Video: Rekenen met formules in Excel 2024
te specificeren. Het is belangrijk om te weten dat wanneer u een formule met meerdere operatoren maakt, Excel de berekening in een specifieke bestellen. Excel voert bijvoorbeeld altijd vermenigvuldiging uit vóór toevoeging. Deze volgorde wordt de volgorde van operatorprioriteit genoemd. U kunt Excel forceren om de ingebouwde operatorprioriteit te overschrijven door haakjes te gebruiken om aan te geven welke bewerking eerst moet worden geëvalueerd.
Overweeg dit eenvoudige voorbeeld. Het juiste antwoord op (2 + 3) * 4 is 20. Als u de haakjes echter laat zoals in 2 + 3 * 4, voert Excel de berekening als volgt uit: 3 * 4 = 12 + 2 = 14. Standaardwaarde van Excel volgorde van operator voorrang geeft aan dat Excel vermenigvuldiging uitvoert vóór toevoeging. Als u 2 + 3 * 4 invoert, geeft u het verkeerde antwoord.

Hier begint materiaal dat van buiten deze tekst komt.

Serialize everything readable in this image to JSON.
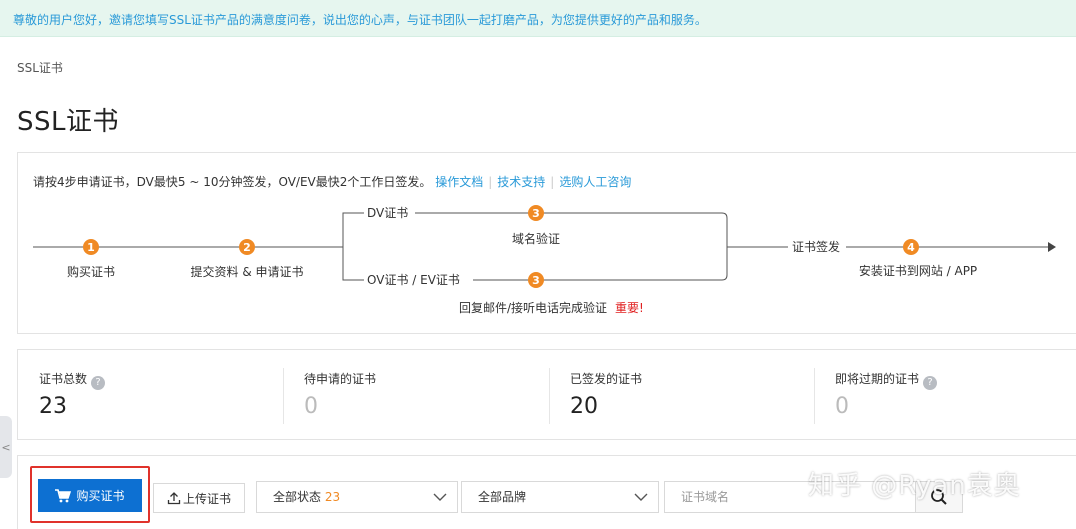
{
  "banner": {
    "text": "尊敬的用户您好，邀请您填写SSL证书产品的满意度问卷，说出您的心声，与证书团队一起打磨产品，为您提供更好的产品和服务。"
  },
  "breadcrumb": "SSL证书",
  "page_title": "SSL证书",
  "steps": {
    "intro": "请按4步申请证书，DV最快5 ~ 10分钟签发，OV/EV最快2个工作日签发。",
    "links": [
      "操作文档",
      "技术支持",
      "选购人工咨询"
    ],
    "step1_num": "1",
    "step1_label": "购买证书",
    "step2_num": "2",
    "step2_label": "提交资料 & 申请证书",
    "dv_label": "DV证书",
    "dv_num": "3",
    "dv_desc": "域名验证",
    "ovev_label": "OV证书 / EV证书",
    "ovev_num": "3",
    "ovev_desc": "回复邮件/接听电话完成验证",
    "ovev_important": "重要!",
    "issue_label": "证书签发",
    "step4_num": "4",
    "step4_label": "安装证书到网站 / APP",
    "accent": "#f08a24"
  },
  "stats": [
    {
      "label": "证书总数",
      "value": "23",
      "help": "?"
    },
    {
      "label": "待申请的证书",
      "value": "0"
    },
    {
      "label": "已签发的证书",
      "value": "20"
    },
    {
      "label": "即将过期的证书",
      "value": "0",
      "help": "?"
    }
  ],
  "toolbar": {
    "buy_label": "购买证书",
    "upload_label": "上传证书",
    "status_select": {
      "label": "全部状态",
      "count": "23"
    },
    "brand_select": {
      "label": "全部品牌"
    },
    "search_placeholder": "证书域名",
    "primary_color": "#0d70d2",
    "highlight_color": "#e0322b"
  },
  "side_toggle": "<",
  "watermark": "知乎 @Ryan袁奥"
}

Omdat Excel alle berekeningen eerst tussen haakjes evalueert en uitvoert, zorgt het plaatsen van 2 + 3 tussen haakjes voor het juiste antwoord.
De volgorde van bewerkingen voor Excel is als volgt:
-
Evalueer items tussen haakjes.
-
Evalueer reeksen (:).
-
Kruispunten (spaties) evalueren.
-
Evalueer vakbonden (,).
-
Negatie uitvoeren (-).
-
Converteer percentages (%).
-
Exponentiation uitvoeren (^).
-
Voer vermenigvuldiging (*) en delen (/) uit, die dezelfde prioriteit hebben.
-
Voer toevoeging (+) en aftrekken (-) uit, die dezelfde prioriteit hebben.
-
Evalueer tekstoperatoren (&).
-
Vergelijkingen uitvoeren (=, =).
Bewerkingen die voorrang hebben, worden van links naar rechts uitgevoerd.
Hier is nog een algemeen aangetoond voorbeeld. Als u 10 ^ 2 invoert, die de exponent 10 tot de tweede macht als formule vertegenwoordigt, retourneert Excel 100 als het antwoord. Als je -10 ^ 2 invoert, zou je verwachten dat -100 het resultaat is. In plaats daarvan retourneert Excel 100 opnieuw.
De reden is dat Excel negatie uitvoert vóór exponentiation, wat betekent dat Excel 10 converteert naar -10 vóór de exponentiation, effectief berekenend -10 * -10, wat inderdaad gelijk is aan 100. Gebruik haakjes in de formule - (10 ^ 2) zorgt ervoor dat Excel de exponent berekent voordat het antwoord wordt genegeerd, waardoor u -100 krijgt.
Als u de volgorde van bewerkingen onthoudt en in voorkomend geval haakjes gebruikt, voorkomt u dat u uw gegevens verkeerd inschat.